Every week: there are scheduled lab hours in Small Hall on: Sundays (7-8pm), Mondays (6-7pm), and Thursdays (5-6pm). I have office hours (in Olsson 236D) on Thursdays, 10:30am-noon.
Monday, 11 September: Finish reading Chapter 5
Wednesday, 13 September: Quiz 2 (originally scheduled for Monday, 11 September)

Data Abstraction

Data abstraction separates what you can do with data from how it is represented.

What are the advantages and disadvantages of using abstract data types?

What are the minimal operations a (useful) data abstraction must provide?

Specifying Data Abstractions

Overview: what does the type represent. Should always include:
- Mutability/Immutability
- Description of an abstract notation for the data abstraction
Operations: specifications for constructors and methods clients use described in terms of abstract notation introduced in overview. There are four different kinds of operations:
- Ways to create objects of the data type
  - Creators: create new objects of the ADT from parameters of other types
  - Producers: create new objects of the ADT from parameters of the ADT type (and other types)
- Ways to observe properties: observers
- Ways to change properties: mutators (mutable data types only)

Is it reasonable for a datatype to have no mutators?

Is it reasonable for a datatype to have no creators?

Is it reasonable for a datatype to have no observers?

public class Set {
   OVERVIEW: A Set is a mutable, unbounded set of objects of
      type T.  A typical Set is {x_1, ..., x_n }.

    public Set()  
       EFFECTS: Initializes this to an empty set: { }.

    public boolean add(T el)
       MODIFIES: this
       EFFECTS: Adds el to the elements of this:
                   this_post = this_pre U { el }
          Returns true iff el was not an element of this_pre.

    public boolean contains(T el)
        EFFECTS:






    public void union(Set<T> t)

What missing operations are needed for an adequate Set datatype?

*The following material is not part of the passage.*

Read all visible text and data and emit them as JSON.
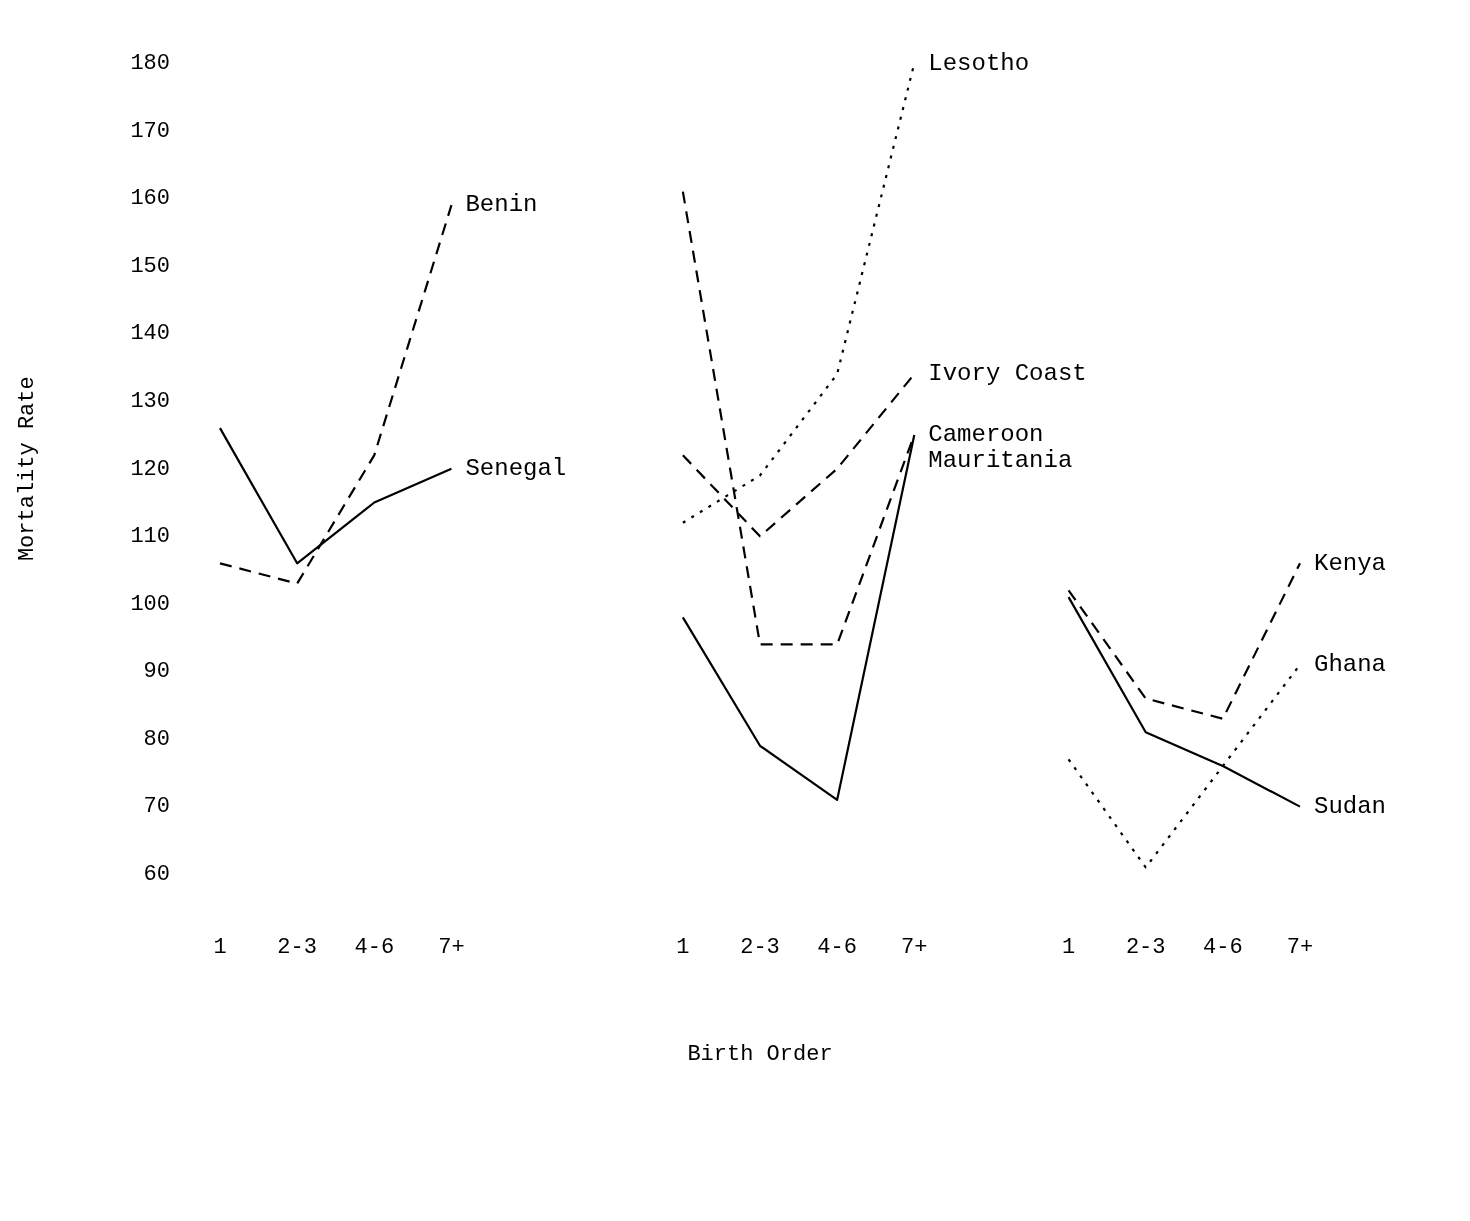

Is it necessary to provide union?

Implementing Data Abstractions

The most important decision in implementing a data abstraction, is selecting the concrete representation and understanding the mapping between that representation and the abstract values. Abstraction Function

The Abstraction Function maps a concrete state to an abstract state:

AF: C → A

It is a function from concrete representation to the abstract notation introduced in overview specification.

   // AF (c) = { AF_T (c.els[i]) | 0 <= i < c.els.size () }

Representation Invariant

The Representation Invariant expresses properties all legitimate objects of the ADT must satisfy. It is a function from concrete representation to boolean:

I: C → boolean

To check correctness we assume all objects passed in to a procedure satisfy the invariant and prove all objects satisfy the invariant before leaving the implementation code.

public class Set<T> {
   // OVERVIEW: A Set is a mutable, unbounded set of objects of type T.  
   //      A typical Set is {x_1, ..., x_n }.

   // Representation:
   private Vector<T> rep;

   // RepInvariant (c) = c.rep contains no duplicates && c.rep != null
   //                    && all elements of c.rep are of non-null

If we instead used RepInvariant (c) = true which operations would be easier to implement correctly? Which would be harder?

Where can an implementer of a datatype assume the rep invariant is true?

Where must an implementer of a datatype ensure the rep invariant is true?

Graph

Here is the specification for a Graph datatype. It has some similarities to the DirectedGraph datatype from ps2, but some differences also.

public class Graph {
   // OVERVIEW: 
   //      A Graph is a mutable type that represents an undirected
   //      graph.  It consists of nodes that are named by Strings,
   //      and edges that connect a pair of nodes.
   //      A typical Graph is: < Nodes, Edges >
   //       where
   //         Nodes = { n1, n2, , nm }
   //       and 
   //         Edges = { {a_1, b_1}, ..., {a_n, b_n} }
   //         (note that the elements of Edges are unordered sets)

   // Creator
   public Graph () 
      // EFFECTS: Initializes this to a graph
      //      with no nodes or edges: < {}, {} >.

   // Mutators
   public void addNode (String name) throws DuplicateException
      // MODIFIES: this
      // EFFECTS: If name is in Nodes, throws DuplicateException.
      //    Otherwise, adds a node named name to this:
      //     this_post = < Nodes_pre U { name }, Edges_pre >

   public void addEdge (String fnode, String tnode) throws
      NoNodeException, DuplicateException
      // MODIFIES: this
      // EFFECTS: If s and t are not names of nodes in
      //    this, throws NoNodeException.  If there is already an edge
      //    between s and t, throws DuplicateEdgeException.
      //    Otherwise, adds an edge between s and t to this:
      //      this_post = < Nodes_pre, Edges_pre U {fnode, tnode} >

   // Observers
   public boolean hasNode (String node)
      // EFFECTS: Returns true iff node is a node in this.

   Set getNeighbors (String node)
      // REQUIRES: node is a node in this
      // EFFECTS: Returns the set consisting of all nodes in this
      //      that are directly connected to node:
      //         { n | {node, n} is in this.edges }
}

Select a representation for Graph. Consider carefully several different possible representations, and what their advantages and disadvantages will be.
Determine the rep invariant and abstraction function
Implement Graph (), addNode and hasHode
Implement addEdge and getNeighbors